Concert en petit comité

Ils appellent cela une “butik”, car seulement 1500 étudiants ont le privilège d’étudier dans la prestigieuse Université Francophone de Galatasaray.

Imaginez : Des salles de cours, une cafétéria, des jardins qui donnent sur le Bosphore. Pendant les heures de pause, chacun est libre de s’asseoir dehors afin d'admirer les navires qui passent, le pont du Bosphore tout en trempant les doigts dans l’eau ; l'université étant située rive européenne entre Ortaköy et Dolmabahçe.


Onur, le personnage mystère*, Me & Hande

Grâce à deux brillants étudiants turcs, Onur et Hande, qui sont en dernière année de l’Ecole d’Ingénieur de Galatasaray (et qui m'ont contactée via mon blog), j’ai eu la chance mercredi soir de pouvoir enfin pénétrer dans cette université.
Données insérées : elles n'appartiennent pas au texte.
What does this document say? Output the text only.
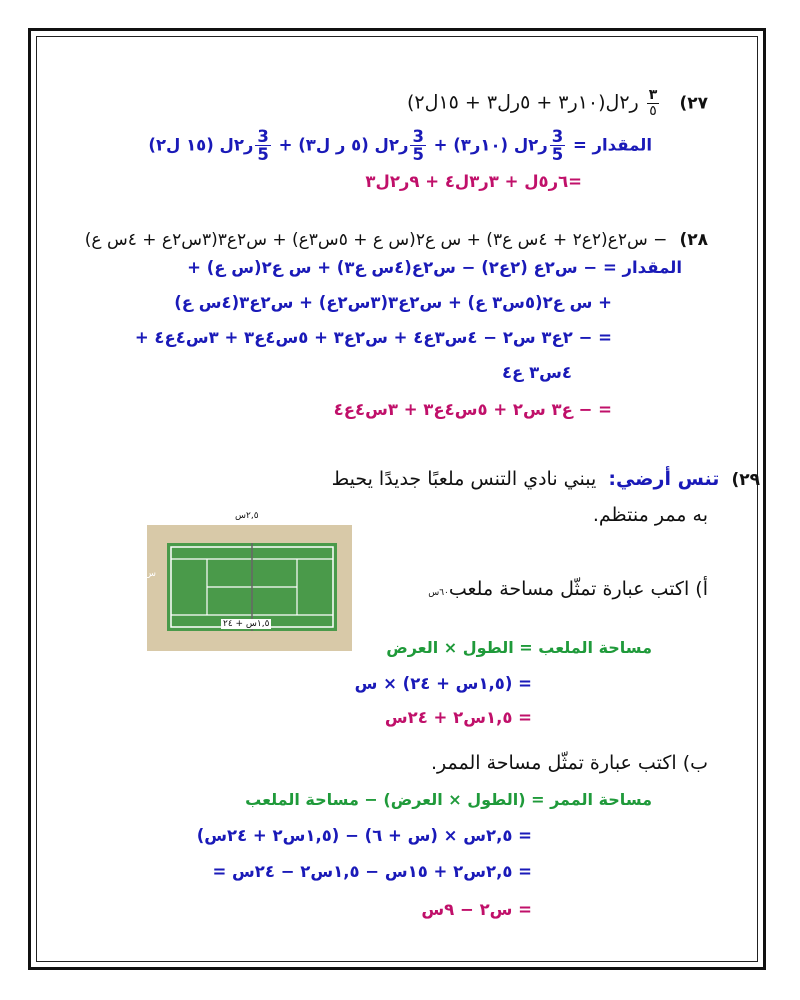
٢٧)
$\frac{٣}{٥}$
ر٢ل(١٠ر٣ + ٥رل٣ + ١٥ل٢)
المقدار =
$\frac{3}{5}$
ر٢ل (١٠ر٣) +
$\frac{3}{5}$
ر٢ل (٥ ر ل٣) +
$\frac{3}{5}$
ر٢ل (١٥ ل٢)
=٦ر٥ل + ٣ر٣ل٤ + ٩ر٢ل٣
٢٨)  − س٢ع(٢ع٢ + ٤س ع٣) + س ع٢(س ع + ٥س٣ع) + س٢ع٣(٣س٢ع + ٤س ع)
المقدار = − س٢ع (٢ع٢) − س٢ع(٤س ع٣) + س ع٢(س ع) +
+ س ع٢(٥س٣ ع) + س٢ع٣(٣س٢ع) + س٢ع٣(٤س ع)
= − ٢ع٣ س٢ − ٤س٣ع٤ + س٢ع٣ + ٥س٤ع٣ + ٣س٤ع٤ +
٤س٣ ع٤
= − ع٣ س٢ + ٥س٤ع٣ + ٣س٤ع٤
٢٩)  تنس أرضي:  يبني نادي التنس ملعبًا جديدًا يحيط
به ممر منتظم.
٢,٥س
س
١,٥س + ٢٤
أ) اكتب عبارة تمثّل مساحة ملعب٦٠س
مساحة الملعب = الطول × العرض
= (١,٥س + ٢٤) × س
= ١,٥س٢ + ٢٤س
ب) اكتب عبارة تمثّل مساحة الممر.
مساحة الممر = (الطول × العرض) − مساحة الملعب
= ٢,٥س × (س + ٦) − (١,٥س٢ + ٢٤س)
= ٢,٥س٢ + ١٥س − ١,٥س٢ − ٢٤س =
= س٢ − ٩س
A l’occasion de la semaine de la Francophonie, Eric VINCENT a fait l’honneur de sa présence pour un concert d’une heure trente. Cet auteur-compositeur s’est déjà produit dans 140 pays et a cotoyé quelques légendes : Coluche, Jacques Brel, Gilbert Bécaud, et j’en passe.



Dans son répertoire des chansons colorées à l’image de ses voyages où l’on parle d’amour, de métissage et de générosité. Souvent gai, parfois émouvant et tendre, il sait se faire complice avec son public.
C’est en petit comité que nous avons assisté au concert et au cocktail qui a suivi, au milieu des profs et des jeunes étudiants.

Encore merci à Onur et à Hande pour l’invitation :)

* Par mesure d'anonymat, une photo de ce billet a été modifiée ;-)

jeudi 29 mars 2007

Kar... rément top !

Beaucoup de gens ignorent que l’on peut skier en Turquie.
Pourtant, il existe trois stations de ski connues (Kartalkaya, Uludağ, Palandöken) qui ont eu, cette année encore, un bon enneigement.



Contrairement à la France, l’héliski est autorisé ici. Je l’ai appris dernièrement grâce à un ami de Fred, Jan, qui est venu de Russie pour tester la poudreuse au début du mois. Il s'est fait déposer en hélicoptère au sommet d'un massif avec un groupe de copains chanceux.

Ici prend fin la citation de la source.